ROMA – Matteo Renzi sostiene che Maria Elena Boschi debba candidarsi alle prossime politiche, nonostante la polemica su Banca Etruria degli ultimi giorni. Il segretario del Pd si sofferma sulla crisi del partito, proprio alla vigilia delle elezioni di primavera; “L’elemento preoccupante non è l’ ultima settimana, ma i trend. Da maggio a oggi il Pd ha perso quasi sette punti. Stiamo pagando il fatto che gli altri sono in campagna elettorale mentre noi dobbiamo sostenere la responsabilità del governo e passiamo il tempo a litigare all’ interno”.

Matteo Renzi riconosce che i sondaggi danno il suo partito in calo.

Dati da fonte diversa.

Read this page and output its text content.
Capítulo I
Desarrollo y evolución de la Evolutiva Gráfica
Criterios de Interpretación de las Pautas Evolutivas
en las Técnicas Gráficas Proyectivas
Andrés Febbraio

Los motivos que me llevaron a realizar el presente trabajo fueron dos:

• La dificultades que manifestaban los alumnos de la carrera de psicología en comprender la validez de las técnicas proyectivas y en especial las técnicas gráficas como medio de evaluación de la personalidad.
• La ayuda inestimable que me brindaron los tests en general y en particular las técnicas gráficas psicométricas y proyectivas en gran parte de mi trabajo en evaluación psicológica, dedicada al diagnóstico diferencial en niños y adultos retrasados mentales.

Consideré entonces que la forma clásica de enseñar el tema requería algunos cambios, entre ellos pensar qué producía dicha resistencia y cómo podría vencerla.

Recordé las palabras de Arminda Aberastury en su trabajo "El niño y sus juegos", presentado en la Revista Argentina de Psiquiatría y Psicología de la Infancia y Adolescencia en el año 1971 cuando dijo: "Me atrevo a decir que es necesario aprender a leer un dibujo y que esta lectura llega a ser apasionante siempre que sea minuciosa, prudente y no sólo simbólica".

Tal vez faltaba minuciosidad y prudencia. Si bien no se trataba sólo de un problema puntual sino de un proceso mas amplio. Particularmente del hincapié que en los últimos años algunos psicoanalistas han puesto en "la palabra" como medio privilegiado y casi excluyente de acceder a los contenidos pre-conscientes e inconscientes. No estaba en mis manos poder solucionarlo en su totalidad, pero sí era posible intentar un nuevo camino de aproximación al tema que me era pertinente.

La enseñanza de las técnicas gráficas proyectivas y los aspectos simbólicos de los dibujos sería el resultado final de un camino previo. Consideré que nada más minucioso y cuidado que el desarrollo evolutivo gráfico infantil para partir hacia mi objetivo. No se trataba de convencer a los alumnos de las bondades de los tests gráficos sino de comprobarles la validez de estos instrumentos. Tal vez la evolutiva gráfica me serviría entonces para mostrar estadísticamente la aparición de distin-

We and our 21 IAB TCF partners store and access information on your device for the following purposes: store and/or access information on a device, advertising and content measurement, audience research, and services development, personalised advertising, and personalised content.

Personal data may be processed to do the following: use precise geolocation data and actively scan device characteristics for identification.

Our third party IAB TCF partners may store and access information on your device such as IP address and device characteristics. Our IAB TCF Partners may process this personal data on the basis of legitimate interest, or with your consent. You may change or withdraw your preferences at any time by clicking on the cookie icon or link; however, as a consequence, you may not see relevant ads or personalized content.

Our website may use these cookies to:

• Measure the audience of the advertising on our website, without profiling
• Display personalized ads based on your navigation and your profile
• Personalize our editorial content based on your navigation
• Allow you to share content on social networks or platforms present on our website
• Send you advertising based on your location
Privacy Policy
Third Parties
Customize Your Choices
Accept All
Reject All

Ma – intervistato in apertura di prima pagina dal Corriere della Sera – il segretario si dice sicuro che “quando inizierà la campagna elettorale, finiranno le polemiche interne e il Pd potrà riprendere a parlare al Paese” e “sarà il primo partito”. Il ‘brand’ Renzi è in calo, gli fanno notare. E lui ammette: “È evidente che il mio consenso personale non è più quello del 2014” ma “se è vero che il grafico del mio gradimento è sceso, è altrettanto vero che è salito il grafico degli occupati, del Pil, della fiducia, degli investimenti” e “il miracolo di questi anni è stato reso possibile dal Pd”: “siamo una squadra forte”.

E pungola il ministro Orlando: “Fossi Andrea mi preoccuperei di darci una mano a cercare i voti anziché alimentare le polemiche”. Renzi risponde poi sulla Commissione banche: “Non solo non mi sono pentito, ma – afferma – lo rifarei domattina. Dobbiamo dividere i risultati del lavoro della Commissione dalla mistificazione che ne viene fatta da una parte delle opposizioni e da alcuni media”.

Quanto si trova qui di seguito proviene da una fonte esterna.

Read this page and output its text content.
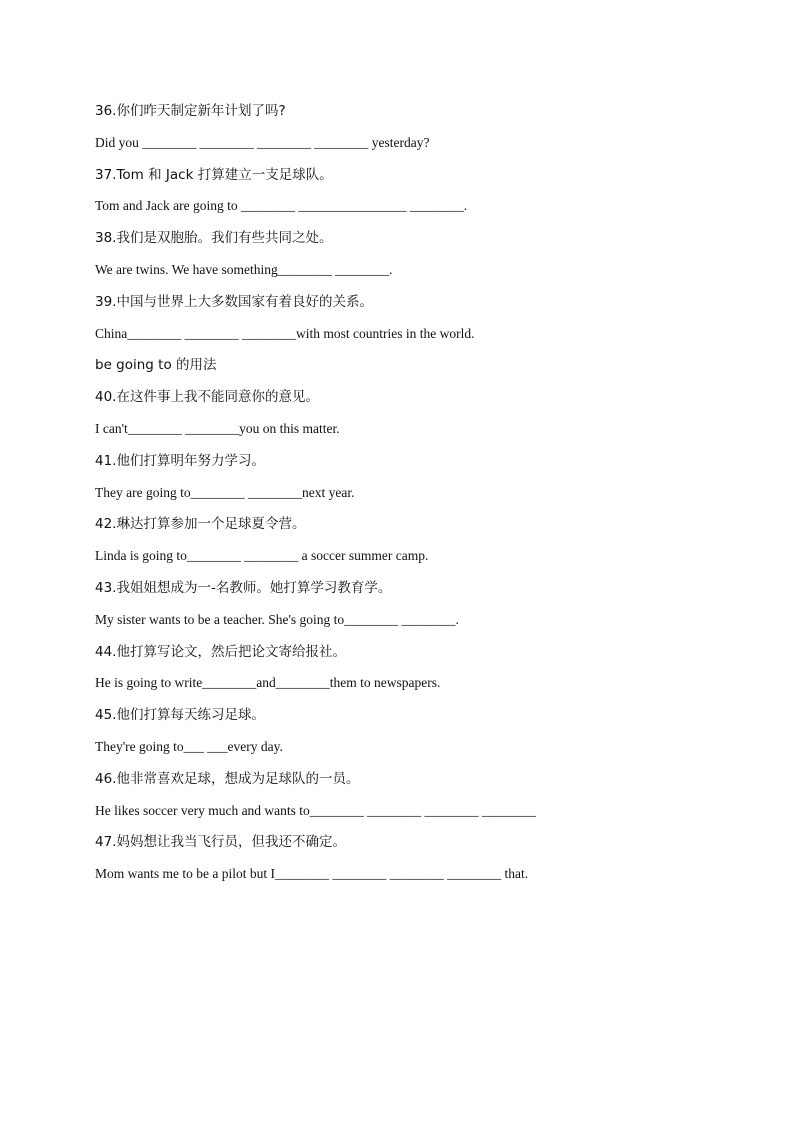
36.你们昨天制定新年计划了吗?
Did you ________ ________ ________ ________ yesterday?
37.Tom 和 Jack 打算建立一支足球队。
Tom and Jack are going to ________ ________________ ________.
38.我们是双胞胎。我们有些共同之处。
We are twins. We have something________ ________.
39.中国与世界上大多数国家有着良好的关系。
China________ ________ ________with most countries in the world.
be going to 的用法
40.在这件事上我不能同意你的意见。
I can't________ ________you on this matter.
41.他们打算明年努力学习。
They are going to________ ________next year.
42.琳达打算参加一个足球夏令营。
Linda is going to________ ________ a soccer summer camp.
43.我姐姐想成为一-名教师。她打算学习教育学。
My sister wants to be a teacher. She's going to________ ________.
44.他打算写论文，然后把论文寄给报社。
He is going to write________and________them to newspapers.
45.他们打算每天练习足球。
They're going to___ ___every day.
46.他非常喜欢足球，想成为足球队的一员。
He likes soccer very much and wants to________ ________ ________ ________
47.妈妈想让我当飞行员，但我还不确定。
Mom wants me to be a pilot but I________ ________ ________ ________ that.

“Demagogia è prendere un problema complesso e presentarlo in modo fuorviante ai cittadini indicando un facile capro espiatorio. Nel linguaggio barbaro di Cinque Stelle e di parte della stampa sembra che il problema delle banche italiane siano Banca Etruria e Boschi”, aggiunge. La sottosegretaria doveva fare un passo indietro? “La Boschi è oggetto di un’attenzione spasmodica che copre i veri scandali di questi anni”, risponde: “A gennaio, comunque, gli organi del partito decideranno: la mia opinione è che si debba candidare, senza alcuna incertezza. I colpevoli li giudicano i giudici. I politici li giudicano gli elettori”.

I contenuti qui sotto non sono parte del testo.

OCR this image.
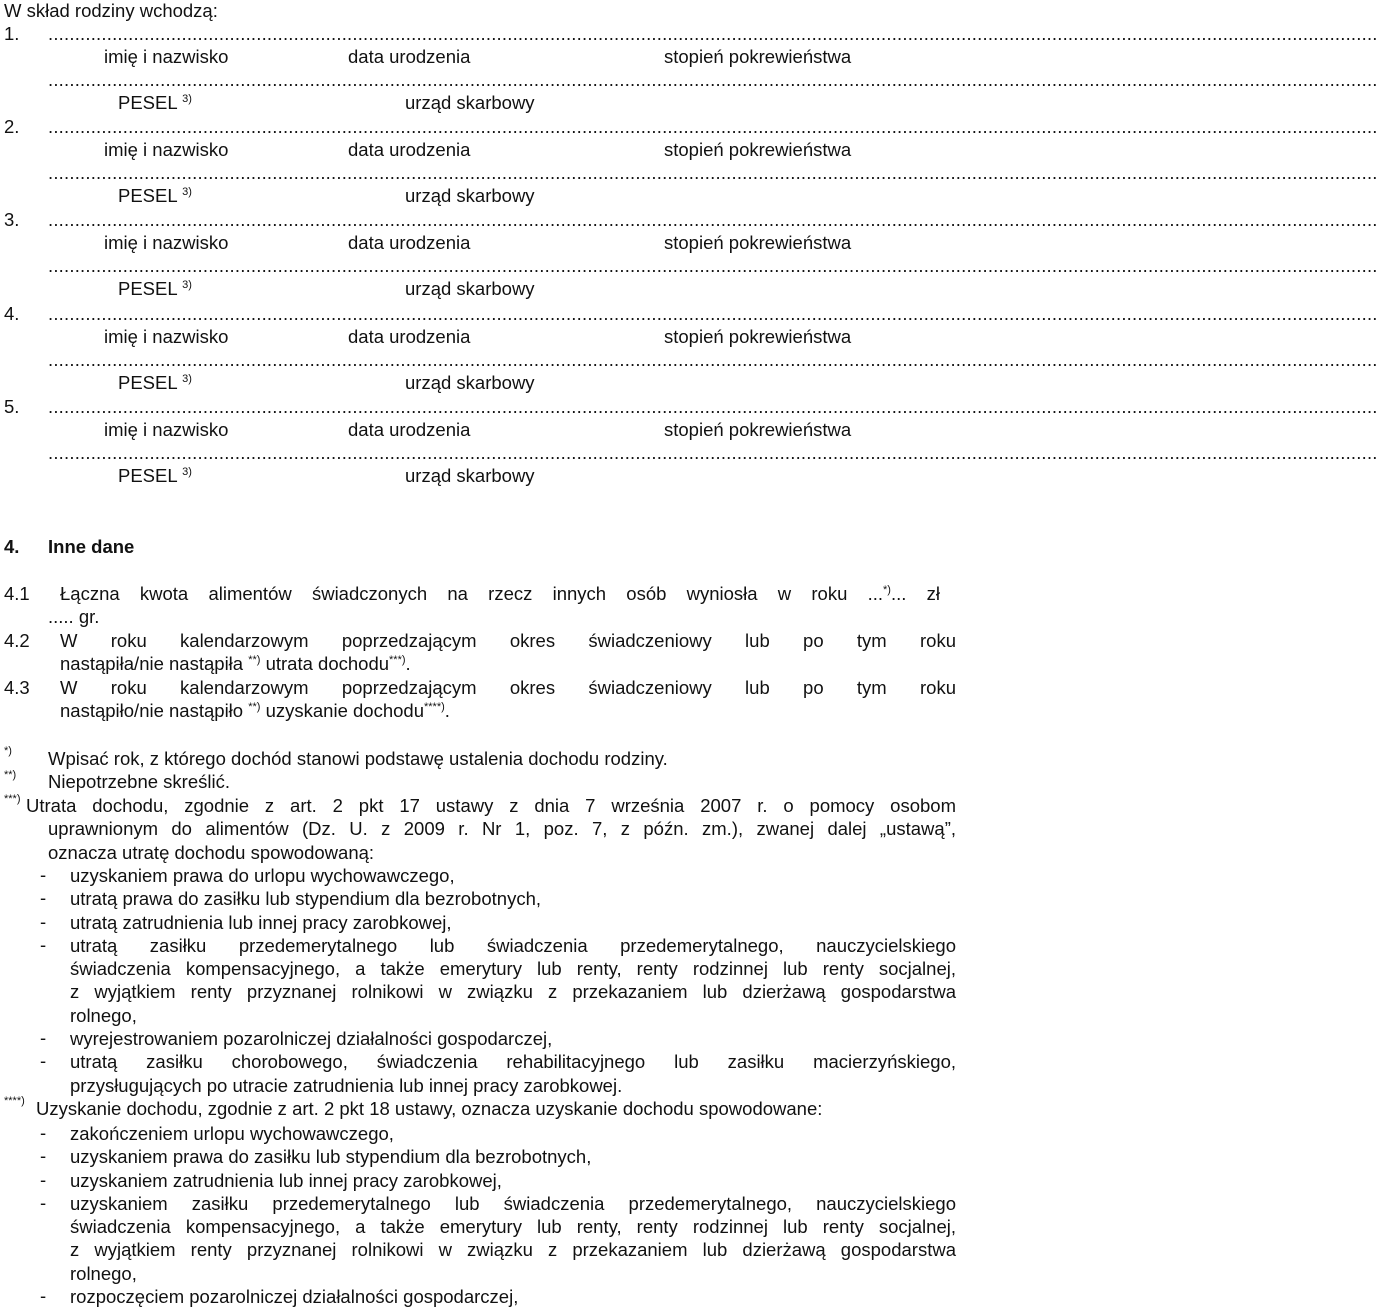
W skład rodziny wchodzą:
1. .........................................................................................................................................................................................................................................................
imię i nazwisko	data urodzenia	stopień pokrewieństwa
.........................................................................................................................................................................................................................................................
PESEL $^{3)}$	urząd skarbowy
2. .........................................................................................................................................................................................................................................................
imię i nazwisko	data urodzenia	stopień pokrewieństwa
.........................................................................................................................................................................................................................................................
PESEL $^{3)}$	urząd skarbowy
3. .........................................................................................................................................................................................................................................................
imię i nazwisko	data urodzenia	stopień pokrewieństwa
.........................................................................................................................................................................................................................................................
PESEL $^{3)}$	urząd skarbowy
4. .........................................................................................................................................................................................................................................................
imię i nazwisko	data urodzenia	stopień pokrewieństwa
.........................................................................................................................................................................................................................................................
PESEL $^{3)}$	urząd skarbowy
5. .........................................................................................................................................................................................................................................................
imię i nazwisko	data urodzenia	stopień pokrewieństwa
.........................................................................................................................................................................................................................................................
PESEL $^{3)}$	urząd skarbowy
4. Inne dane
4.1 Łączna kwota alimentów świadczonych na rzecz innych osób wyniosła w roku ...*)... zł
..... gr.
4.2 W roku kalendarzowym poprzedzającym okres świadczeniowy lub po tym roku
nastąpiła/nie nastąpiła **) utrata dochodu***).
4.3 W roku kalendarzowym poprzedzającym okres świadczeniowy lub po tym roku
nastąpiło/nie nastąpiło **) uzyskanie dochodu****).
*) Wpisać rok, z którego dochód stanowi podstawę ustalenia dochodu rodziny.
**) Niepotrzebne skreślić.
***) Utrata dochodu, zgodnie z art. 2 pkt 17 ustawy z dnia 7 września 2007 r. o pomocy osobom
uprawnionym do alimentów (Dz. U. z 2009 r. Nr 1, poz. 7, z późn. zm.), zwanej dalej „ustawą”,
oznacza utratę dochodu spowodowaną:
- uzyskaniem prawa do urlopu wychowawczego,
- utratą prawa do zasiłku lub stypendium dla bezrobotnych,
- utratą zatrudnienia lub innej pracy zarobkowej,
- utratą zasiłku przedemerytalnego lub świadczenia przedemerytalnego, nauczycielskiego
świadczenia kompensacyjnego, a także emerytury lub renty, renty rodzinnej lub renty socjalnej,
z wyjątkiem renty przyznanej rolnikowi w związku z przekazaniem lub dzierżawą gospodarstwa
rolnego,
- wyrejestrowaniem pozarolniczej działalności gospodarczej,
- utratą zasiłku chorobowego, świadczenia rehabilitacyjnego lub zasiłku macierzyńskiego,
przysługujących po utracie zatrudnienia lub innej pracy zarobkowej.
****) Uzyskanie dochodu, zgodnie z art. 2 pkt 18 ustawy, oznacza uzyskanie dochodu spowodowane:
- zakończeniem urlopu wychowawczego,
- uzyskaniem prawa do zasiłku lub stypendium dla bezrobotnych,
- uzyskaniem zatrudnienia lub innej pracy zarobkowej,
- uzyskaniem zasiłku przedemerytalnego lub świadczenia przedemerytalnego, nauczycielskiego
świadczenia kompensacyjnego, a także emerytury lub renty, renty rodzinnej lub renty socjalnej,
z wyjątkiem renty przyznanej rolnikowi w związku z przekazaniem lub dzierżawą gospodarstwa
rolnego,
- rozpoczęciem pozarolniczej działalności gospodarczej,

In una lettera firmata dal suo portavoce Marco Agnoletti al Fatto Quotidiano precisa inoltre: “Molti membri del Governo hanno lavorato gomito a gomito coi vertici di Banca d’Italia per risolvere varie crisi bancarie di questi anni”, “a Roma come a Bruxelles e a Francoforte”, ma “nessuno dei ministri che ha avuto numerosi rapporti con il mondo del credito, compreso il ministro Boschi, ha mai fatto pressione né difeso interessi privati: sostenere il contrario significa mentire”.